元日本代表MF青山敏弘 貫いた「広島愛」 J1通算433戦誇るバンディエラ「このクラブで監督として日本一に」引退会見

 今季限りでの現役引退を発表したJ1・広島の元日本代表MF青山敏弘(38)が21日、広島市内のホテルで引退会見を行った。広島一筋21年。クラブ歴代最多となるJ1通算433試合出場を誇るバンディエラは「尊敬するサンフレッチェ広島というクラブで引退できることをうれしく思う」と話し、9年ぶりのリーグ制覇にも決意をみなぎらせた。

 サッカーへの情熱は消えていない。ただそれ以上の「広島愛」が青山に、この地での引退を決断させた。「僕はこのクラブが大好きです。皆さんが思っている以上に大好きかもしれない」。会見では、これまで歩んできた自身の道のりをかみ締めるようにゆっくりと言葉を並べ、クラブやサポーターに感謝の思いを伝えた。

 今季は並々ならぬ思いで臨んでいた。開幕前にクラブから選手契約に関して「今年で最後」と通告された。「クラブの決断を覆そうと思って戦ってきた」。だが、ここは世代交代が激しいサッカーの世界。今季はここまでリーグ戦は2試合の出場にとどまり、「若い子たちが(自分から)ポジションを奪って首位争いをしてくれている。これほど気持ち良く引退することは僕にとっていいこと」とスパイクを脱ぐ決意を固めた。
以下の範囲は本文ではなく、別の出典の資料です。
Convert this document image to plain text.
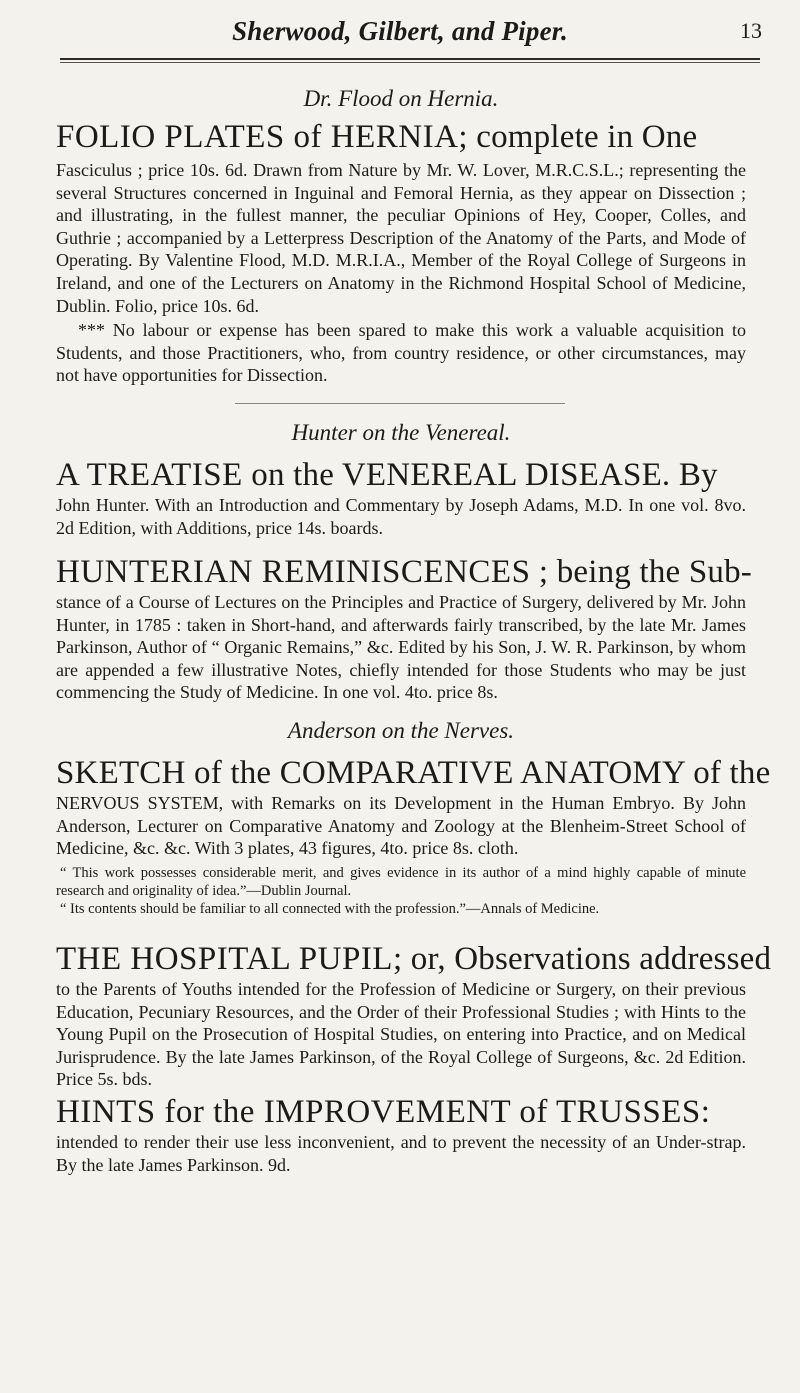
Sherwood, Gilbert, and Piper.	13
Dr. Flood on Hernia.
FOLIO PLATES of HERNIA; complete in One
Fasciculus ; price 10s. 6d. Drawn from Nature by Mr. W. Lover, M.R.C.S.L.; representing the several Structures concerned in Inguinal and Femoral Hernia, as they appear on Dissection ; and illustrating, in the fullest manner, the peculiar Opinions of Hey, Cooper, Colles, and Guthrie ; accompanied by a Letterpress Description of the Anatomy of the Parts, and Mode of Operating. By Valentine Flood, M.D. M.R.I.A., Member of the Royal College of Surgeons in Ireland, and one of the Lecturers on Anatomy in the Richmond Hospital School of Medicine, Dublin. Folio, price 10s. 6d.
*** No labour or expense has been spared to make this work a valuable acquisition to Students, and those Practitioners, who, from country residence, or other circumstances, may not have opportunities for Dissection.
Hunter on the Venereal.
A TREATISE on the VENEREAL DISEASE. By
John Hunter. With an Introduction and Commentary by Joseph Adams, M.D. In one vol. 8vo. 2d Edition, with Additions, price 14s. boards.
HUNTERIAN REMINISCENCES ; being the Sub-
stance of a Course of Lectures on the Principles and Practice of Surgery, delivered by Mr. John Hunter, in 1785 : taken in Short-hand, and afterwards fairly transcribed, by the late Mr. James Parkinson, Author of “ Organic Remains,” &c. Edited by his Son, J. W. R. Parkinson, by whom are appended a few illustrative Notes, chiefly intended for those Students who may be just commencing the Study of Medicine. In one vol. 4to. price 8s.
Anderson on the Nerves.
SKETCH of the COMPARATIVE ANATOMY of the
NERVOUS SYSTEM, with Remarks on its Development in the Human Embryo. By John Anderson, Lecturer on Comparative Anatomy and Zoology at the Blenheim-Street School of Medicine, &c. &c. With 3 plates, 43 figures, 4to. price 8s. cloth.
“ This work possesses considerable merit, and gives evidence in its author of a mind highly capable of minute research and originality of idea.”—Dublin Journal.
“ Its contents should be familiar to all connected with the profession.”—Annals of Medicine.
THE HOSPITAL PUPIL; or, Observations addressed
to the Parents of Youths intended for the Profession of Medicine or Surgery, on their previous Education, Pecuniary Resources, and the Order of their Professional Studies ; with Hints to the Young Pupil on the Prosecution of Hospital Studies, on entering into Practice, and on Medical Jurisprudence. By the late James Parkinson, of the Royal College of Surgeons, &c. 2d Edition. Price 5s. bds.
HINTS for the IMPROVEMENT of TRUSSES:
intended to render their use less inconvenient, and to prevent the necessity of an Under-strap. By the late James Parkinson. 9d.
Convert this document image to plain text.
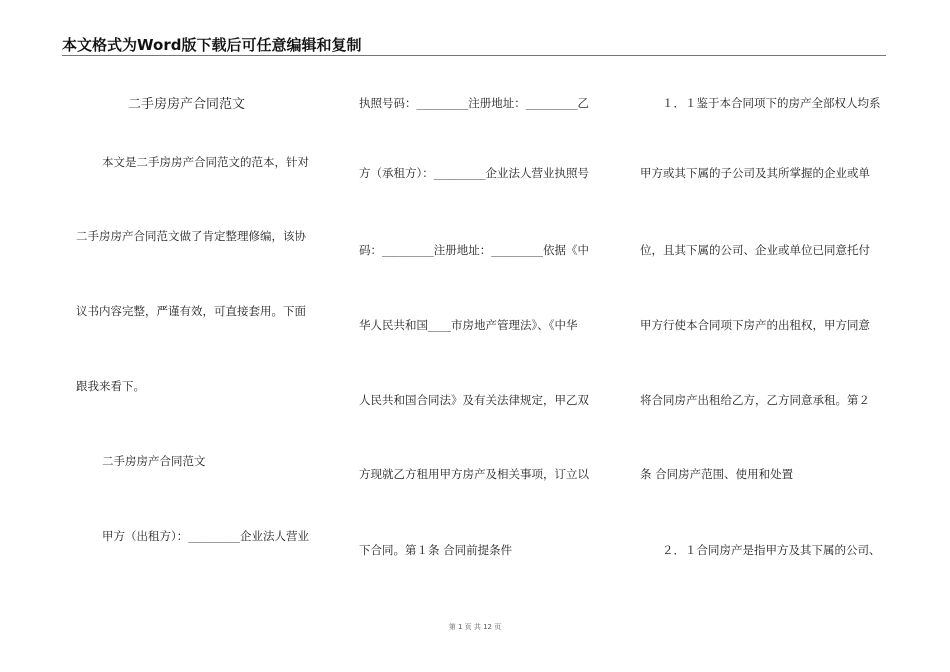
本文格式为Word版下载后可任意编辑和复制
二手房房产合同范文
本文是二手房房产合同范文的范本，针对
二手房房产合同范文做了肯定整理修编，该协
议书内容完整，严谨有效，可直接套用。下面
跟我来看下。
二手房房产合同范文
甲方（出租方）：_________企业法人营业
执照号码：_________注册地址：_________乙
方（承租方）：_________企业法人营业执照号
码：_________注册地址：_________依据《中
华人民共和国____市房地产管理法》、《中华
人民共和国合同法》及有关法律规定，甲乙双
方现就乙方租用甲方房产及相关事项，订立以
下合同。第１条 合同前提条件
１．１鉴于本合同项下的房产全部权人均系
甲方或其下属的子公司及其所掌握的企业或单
位，且其下属的公司、企业或单位已同意托付
甲方行使本合同项下房产的出租权，甲方同意
将合同房产出租给乙方，乙方同意承租。第２
条 合同房产范围、使用和处置
２．１合同房产是指甲方及其下属的公司、
第 1 页 共 12 页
 他クラブでの現役続行の道については、「まずなかったですね。毎年移籍しようとは全く思わなかった」とキッパリ。チームは現在リーグ首位に位置づける。優勝争い真っただ中での引退発表には、「何か1つになるようなものがあれば」という思いを込めた。最後までサンフレッチェへの愛を貫き、それを行動で示してきた自負がある。

 プロ2年目の左膝前十字靱帯断裂など、数々の大ケガを乗り越え、3度のリーグ制覇と15年にはリーグMVPにも輝いたバンディエラ。今後は「このクラブで監督として日本一になりたい」と見据える中、まず成し遂げたい夢がある。「最後にピッチに立って優勝して、『やはりここでこの景色を見たかったんだ』と実感して現役を終えたい」。今季開業の新スタジアム、その中心で紫の背番号6が歓喜のシャーレを掲げる。

 ◇青山敏弘(あおやま・としひろ)1986年2月22日生まれ、38歳。173センチ、74キロ。B型。岡山県出身。作陽高から2004年にサンフレッチェ広島に入団。正確なパスや堅実なプレーが持ち味の守備的MF。J1通算443試合に出場して20得点。12、13、15年に主力としてJ1制覇に貢献してベストイレブンに選出され、15年はMVPに輝いた。日本代表として国際Aマッチ12試合で1得点。14年W杯ブラジル大会に出場した。